“Some people think Capone is still running things from behind bars.”

“He’s in Alcatraz now. You don’t run shit from Alcatraz.”

“Anyway, it can be done. Going undercover.”

“Yeah, but it’d be good and goddamn dangerous. I’d have to hand it to you, kid, if you pulled that off.”

“Would you be willing to help me do it?”

Not smiling, he tipped his head back, narrowed his eyes. “How?”

“Give me a name I can use, and a background. Somebody who’s out of circulation, in jail or whatever, who I can say I am, without risk of Candy Walker or anybody he runs with ever having met the guy. Somebody they might’ve heard of. Somebody they could call around and check up on. So I could get in and get this girl and get out again. In one piece.”

About halfway through that, he started nodding. He was still nodding as he said, “Possible. Let me make a phone call.”

He got up and went out of the room. I could hear his muffled voice, but not make out any of the words. Then he came back in, smiled meaninglessly and sat back down.

“It’s fixed. I got a name for you to use.”

“Good. Somebody in jail?”

“Better. Somebody dead.”

“Oh…”

“This guy worked out East till about a year ago, when he come to work for us.”

“Candy Walker never met him?”

Nitti shook his head. “No, but he’s heard of him. That’s the beauty part. There’s a chance he was pointed out to Walker once or twice, but they never met.”

“Well, if Walker saw him…”

“The guy had plastic surgery. That’s your explanation, if it comes up—it also happens to be true.”

“Oh—okay. How can I prove I’m this guy?”

“I’ll fill you in some more—I’m going to have a driver’s license in his name dropped off at your office tomorrow morning. We can make it work. A cinch.”

“Well, uh. Thanks. I appreciate this, Frank.”

“Actually, you’re doing me a favor.”

“How’s that?”

“This guy you’ll be playin’—he’s dead, but nobody knows it. Or, not many people know it. And it makes things sweeter if he’s seen walking around. It confuses the issue, see? Makes him not dead.”

I didn’t follow this exactly, but I nodded.

“Now,” Nitti said, writing on a white pad on the coffee table before him, “here’s an address. It’s an apartment house. You’ll go see this old hillbilly woman who lives on the ground floor. Her name’s Kate Barker.”

“Kate Barker. Is she related to the Barker boys?”

Nitti nodded curtly. “She’s their ma.”

No mention of an old woman being connected to the Barker-Karpis gang had been in any of the newspaper write-ups.

I said, “Is she aware of her boys’ business?”

“Oh, yes.”

“Does she approve of it?”

“They can do no wrong in her eyes. She goes on the road with ’em sometimes, I’m told. But sometimes she tires of that kind of life and goes and lives in an apartment in the ‘big city.’ She’ll know where they are. Just tell her you want to connect up with her boys and Walker; she won’t care why, she’ll just do it. If she has any doubts about who you are, you have her check with one of my people, whose name I’m gonna give you.”

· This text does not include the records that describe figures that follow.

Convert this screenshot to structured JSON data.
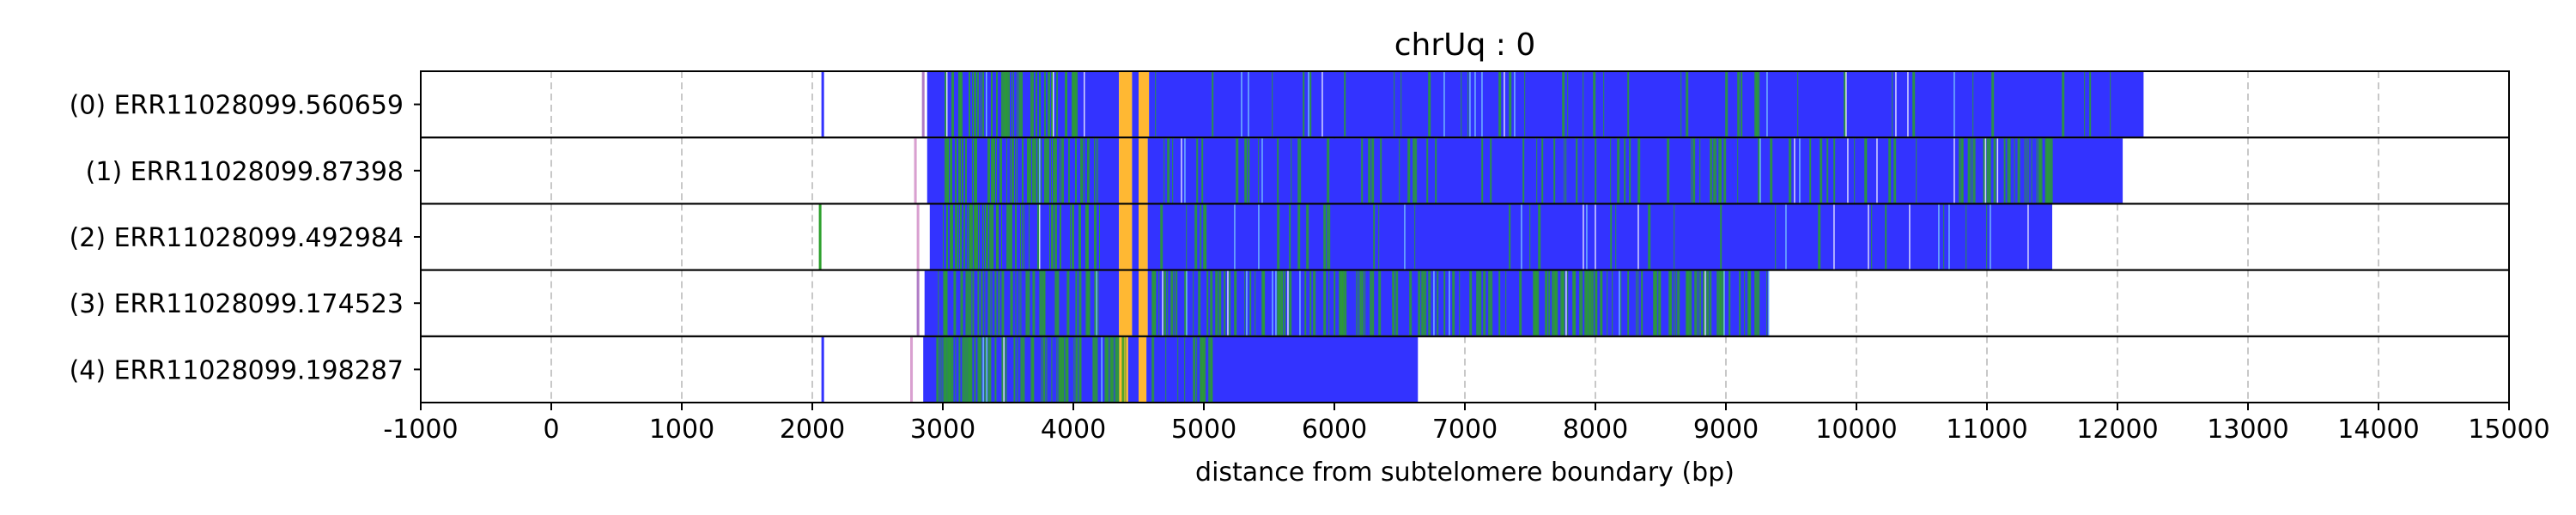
{
  "chart_data": {
    "type": "heatmap",
    "title": "chrUq : 0",
    "xlabel": "distance from subtelomere boundary (bp)",
    "ylabel": "",
    "xlim": [
      -1000,
      15000
    ],
    "xticks": [
      -1000,
      0,
      1000,
      2000,
      3000,
      4000,
      5000,
      6000,
      7000,
      8000,
      9000,
      10000,
      11000,
      12000,
      13000,
      14000,
      15000
    ],
    "grid": "vertical dashed",
    "colors": {
      "blue": "#3333ff",
      "green": "#2ca02c",
      "orange": "#ffb833",
      "grid": "#c8c8c8",
      "border": "#000000"
    },
    "reads": [
      {
        "label": "(0) ERR11028099.560659",
        "segments": [
          {
            "start": 2070,
            "end": 2090,
            "color": "#3333ff"
          },
          {
            "start": 2840,
            "end": 2860,
            "color": "#b07cc6"
          },
          {
            "start": 2880,
            "end": 4350,
            "color": "#3333ff"
          },
          {
            "start": 4350,
            "end": 4450,
            "color": "#ffb833"
          },
          {
            "start": 4450,
            "end": 4500,
            "color": "#3333ff"
          },
          {
            "start": 4500,
            "end": 4580,
            "color": "#ffb833"
          },
          {
            "start": 4580,
            "end": 12200,
            "color": "#3333ff"
          }
        ]
      },
      {
        "label": "(1) ERR11028099.87398",
        "segments": [
          {
            "start": 2780,
            "end": 2800,
            "color": "#d9a0d0"
          },
          {
            "start": 2880,
            "end": 4350,
            "color": "#3333ff"
          },
          {
            "start": 4350,
            "end": 4450,
            "color": "#ffb833"
          },
          {
            "start": 4450,
            "end": 4500,
            "color": "#3333ff"
          },
          {
            "start": 4500,
            "end": 4570,
            "color": "#ffb833"
          },
          {
            "start": 4570,
            "end": 12040,
            "color": "#3333ff"
          }
        ]
      },
      {
        "label": "(2) ERR11028099.492984",
        "segments": [
          {
            "start": 2050,
            "end": 2070,
            "color": "#2ca02c"
          },
          {
            "start": 2800,
            "end": 2820,
            "color": "#d9a0d0"
          },
          {
            "start": 2900,
            "end": 4350,
            "color": "#3333ff"
          },
          {
            "start": 4350,
            "end": 4450,
            "color": "#ffb833"
          },
          {
            "start": 4450,
            "end": 4500,
            "color": "#3333ff"
          },
          {
            "start": 4500,
            "end": 4570,
            "color": "#ffb833"
          },
          {
            "start": 4570,
            "end": 11500,
            "color": "#3333ff"
          }
        ]
      },
      {
        "label": "(3) ERR11028099.174523",
        "segments": [
          {
            "start": 2800,
            "end": 2820,
            "color": "#b07cc6"
          },
          {
            "start": 2860,
            "end": 4350,
            "color": "#3333ff"
          },
          {
            "start": 4350,
            "end": 4450,
            "color": "#ffb833"
          },
          {
            "start": 4450,
            "end": 4500,
            "color": "#3333ff"
          },
          {
            "start": 4500,
            "end": 4570,
            "color": "#ffb833"
          },
          {
            "start": 4570,
            "end": 9330,
            "color": "#3333ff"
          }
        ]
      },
      {
        "label": "(4) ERR11028099.198287",
        "segments": [
          {
            "start": 2070,
            "end": 2090,
            "color": "#3333ff"
          },
          {
            "start": 2750,
            "end": 2770,
            "color": "#d9a0d0"
          },
          {
            "start": 2850,
            "end": 4350,
            "color": "#3333ff"
          },
          {
            "start": 4350,
            "end": 4420,
            "color": "#ffb833"
          },
          {
            "start": 4420,
            "end": 4500,
            "color": "#3333ff"
          },
          {
            "start": 4500,
            "end": 4560,
            "color": "#ffb833"
          },
          {
            "start": 4560,
            "end": 6640,
            "color": "#3333ff"
          }
        ]
      }
    ],
    "green_regions": [
      [
        {
          "start": 3000,
          "end": 4100,
          "density": 0.45
        },
        {
          "start": 4600,
          "end": 12200,
          "density": 0.07
        }
      ],
      [
        {
          "start": 3000,
          "end": 4200,
          "density": 0.45
        },
        {
          "start": 4600,
          "end": 10800,
          "density": 0.12
        },
        {
          "start": 10800,
          "end": 11500,
          "density": 0.55
        }
      ],
      [
        {
          "start": 3000,
          "end": 4200,
          "density": 0.42
        },
        {
          "start": 4600,
          "end": 11500,
          "density": 0.05
        }
      ],
      [
        {
          "start": 2950,
          "end": 4200,
          "density": 0.45
        },
        {
          "start": 4600,
          "end": 7600,
          "density": 0.35
        },
        {
          "start": 7600,
          "end": 9330,
          "density": 0.55
        }
      ],
      [
        {
          "start": 2950,
          "end": 4400,
          "density": 0.5
        },
        {
          "start": 4600,
          "end": 5100,
          "density": 0.35
        }
      ]
    ]
  }
}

He tore the sheet with the address on it off the pad; handed it to me.

I glanced at the address.

3967 Pine Grove.

“Jesus—Frank, this is the apartment building where Jimmy Lawrence lived…”

“I know,” Nitti nodded. “I own it. Or one of my companies owns it.”

I was finding out more about Frank Nitti and his business than I wanted to; I could see me, dead in an alley.

“She’s living in Lawrence’s apartment, by the way,” Nitti said.

“Jesus,” I said, just staring at the white piece of paper, the address starting to blur.

“That’s only because the previous tenant vacated,” Nitti said, smiling like a priest. “She never met Lawrence.”